Understanding uniform registers

As mentioned in the following topics, I also encountered nvcc compiling my kernels to use “uniform registers”. From the paper referenced in the first discussion, I understand this optimization enhances the main datapaths to increase arithmetic throughput, with uniform registers holding identical data accessible to each thread:

While I can understand how my kernel design is being optimized by routing arithmetic instructions through a separate datapath (even before all available regular registers might be utilized), additional clarification on the following would help me better understand this optimization:

  • Does the Ampere tuning guide’s stated max. 255 registers per thread include or exclude uniform registers?
  • Can I explicitly control when the compiler uses uniform registers? I.e. can I prevent it from using uniform registers?
  • If not, what explicit kernel characteristics trigger the compiler to potentially use separate datapaths for integer-only use (and thus uniform registers)? E.g. loops of size N, M identical instructions inside a (unrolled) loop, …?

This understanding would enable me to make more informed statements about the performance estimates I’m deriving from my microbenchmarking results.

Thank you for any insights or additional references on this topic.

I don’t think there is any documentation to fully answer this question.

Up to 255 registers can be used, even without making use of the uniform datapath. The tuning guide is referring to “ordinary” register usage. AFAIK NVIDIA does not publish how many uniform registers are available and/or what UR limits the compiler may be adhering to.

No, the NVIDIA toolchain provides no controls to modify Uniform datapath usage.

I don’t think there is any documentation to fully answer this question. As indicated in the places you linked, the Uniform datapath may be used by the compiler when there is a mix of integer and floating point instructions that can be better scheduled when the uniform datapath is used.

You can always file a bug to request changes to CUDA documentation.

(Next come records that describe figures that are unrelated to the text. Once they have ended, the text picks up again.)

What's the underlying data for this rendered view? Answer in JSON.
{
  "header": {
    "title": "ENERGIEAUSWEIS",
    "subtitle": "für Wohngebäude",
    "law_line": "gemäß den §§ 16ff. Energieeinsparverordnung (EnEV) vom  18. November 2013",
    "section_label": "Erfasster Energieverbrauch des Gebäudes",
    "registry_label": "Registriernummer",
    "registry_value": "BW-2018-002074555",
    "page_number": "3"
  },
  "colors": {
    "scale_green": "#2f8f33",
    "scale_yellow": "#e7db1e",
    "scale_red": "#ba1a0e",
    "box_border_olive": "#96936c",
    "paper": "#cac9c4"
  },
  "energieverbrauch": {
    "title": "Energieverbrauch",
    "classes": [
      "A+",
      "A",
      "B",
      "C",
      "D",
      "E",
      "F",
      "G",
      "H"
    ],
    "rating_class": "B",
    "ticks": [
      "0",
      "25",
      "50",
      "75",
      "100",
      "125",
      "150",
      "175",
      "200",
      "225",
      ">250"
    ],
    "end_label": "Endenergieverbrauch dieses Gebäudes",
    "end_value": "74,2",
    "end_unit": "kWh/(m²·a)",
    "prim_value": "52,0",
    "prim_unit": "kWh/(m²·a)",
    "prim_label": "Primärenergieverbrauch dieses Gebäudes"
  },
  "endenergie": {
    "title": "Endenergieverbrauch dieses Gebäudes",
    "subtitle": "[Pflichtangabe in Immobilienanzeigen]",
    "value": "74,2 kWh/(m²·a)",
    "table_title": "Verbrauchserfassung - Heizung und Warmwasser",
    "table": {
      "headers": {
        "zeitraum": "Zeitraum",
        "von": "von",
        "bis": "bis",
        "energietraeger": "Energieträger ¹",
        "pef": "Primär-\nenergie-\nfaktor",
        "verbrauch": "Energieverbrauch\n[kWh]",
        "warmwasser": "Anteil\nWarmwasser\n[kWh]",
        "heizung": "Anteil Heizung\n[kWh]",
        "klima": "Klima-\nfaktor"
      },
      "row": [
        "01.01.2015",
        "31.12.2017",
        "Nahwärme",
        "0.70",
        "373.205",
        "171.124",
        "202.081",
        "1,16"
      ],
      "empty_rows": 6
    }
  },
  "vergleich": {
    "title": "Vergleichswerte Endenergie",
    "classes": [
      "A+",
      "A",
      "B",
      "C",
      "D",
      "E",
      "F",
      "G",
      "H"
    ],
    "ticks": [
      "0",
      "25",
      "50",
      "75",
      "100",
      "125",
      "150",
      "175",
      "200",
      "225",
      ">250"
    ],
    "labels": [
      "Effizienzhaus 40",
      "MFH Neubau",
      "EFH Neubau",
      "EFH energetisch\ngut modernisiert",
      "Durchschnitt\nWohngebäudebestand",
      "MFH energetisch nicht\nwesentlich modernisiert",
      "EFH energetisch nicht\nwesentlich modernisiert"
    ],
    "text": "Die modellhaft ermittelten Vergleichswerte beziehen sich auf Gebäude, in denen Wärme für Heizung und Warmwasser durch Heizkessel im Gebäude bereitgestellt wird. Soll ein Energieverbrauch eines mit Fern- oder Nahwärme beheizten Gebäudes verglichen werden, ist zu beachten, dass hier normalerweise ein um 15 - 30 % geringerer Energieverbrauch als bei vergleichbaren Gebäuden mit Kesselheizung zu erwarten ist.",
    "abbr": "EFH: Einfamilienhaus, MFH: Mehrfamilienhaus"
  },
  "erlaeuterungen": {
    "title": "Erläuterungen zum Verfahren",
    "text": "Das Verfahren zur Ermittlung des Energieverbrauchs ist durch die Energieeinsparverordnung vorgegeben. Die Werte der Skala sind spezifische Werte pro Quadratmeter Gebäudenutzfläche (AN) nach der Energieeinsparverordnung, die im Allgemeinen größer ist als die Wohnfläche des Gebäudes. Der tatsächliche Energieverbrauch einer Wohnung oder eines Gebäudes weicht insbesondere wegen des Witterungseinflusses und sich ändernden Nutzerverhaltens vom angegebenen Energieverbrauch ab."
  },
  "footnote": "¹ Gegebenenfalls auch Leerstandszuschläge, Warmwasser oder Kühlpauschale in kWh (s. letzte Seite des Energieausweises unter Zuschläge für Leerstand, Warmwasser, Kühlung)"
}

For some additional speculation on my part, as suggested here (slide 10), the uniform datapath seems to be employable when the compiler can detect that the data being used for a computation is warp-uniform. The use of “reverse vectorization” there seems to me to suggest that perhaps only a single hardware unit (a “scalar unit”) is doing the computation (since the data is warp-uniform) and then somehow supplying its result back to all threads in the warp, via the UR system. Thus, for a small impact on HW (1/32 of the normal ALU capacity required, considering things from a chip real estate perspective), instructions in the uniform path can still be scheduled. By pushing such activity to the uniform datapath, the compiler can free up scheduling slots in the main datapath.

This is probably also valuable given that certain functional units provide capabilities for different classes of instructions, eg. some functional units (e.g. FMA path on some architectures) can deliver either integer or floating point throughput. Scheduling integer ops in a separate path (when possible) allows those functional units to be more frequently used for floating point ops.

1 Like

Unofficially, it seems that 255 is the total limit, regardless of register type. See page 33 of the paper referenced in your first link.

On Turing - Blackwell the number of uniform registers per warp is fixed per SM. Uniform registers are not dynamically allocated. Uniform registers have no impact on the max registers per thread calculation.

Turing has 64 uniform registers per warp.

2 Likes

I guess uniform registers are less useful for direct arithmetic throughput and more to free up per-thread registers. The 63 (64 with constant zero) are in addition to the 255 (256 with constant zero).

Meaning if you have enough per-thread registers, the uniform path will barely speed up the application. It would have to be predominantly integer instructions to see a difference.

As you see on the Hot Chips slide, the warp scheduler still has to schedule the uniform instructions (1 scheduled instruction/clock max).

To avoid those for your micro-benchmarks dynamically assign operands per thread.

Uniform instructions are typically used for loop iterators and index computations. Those you typically don’t want to measure in micro-benchmarks anyway.

I agree. in a 1 op/clk scheduling regime, my comments on scheduling slots probably don’t make much sense.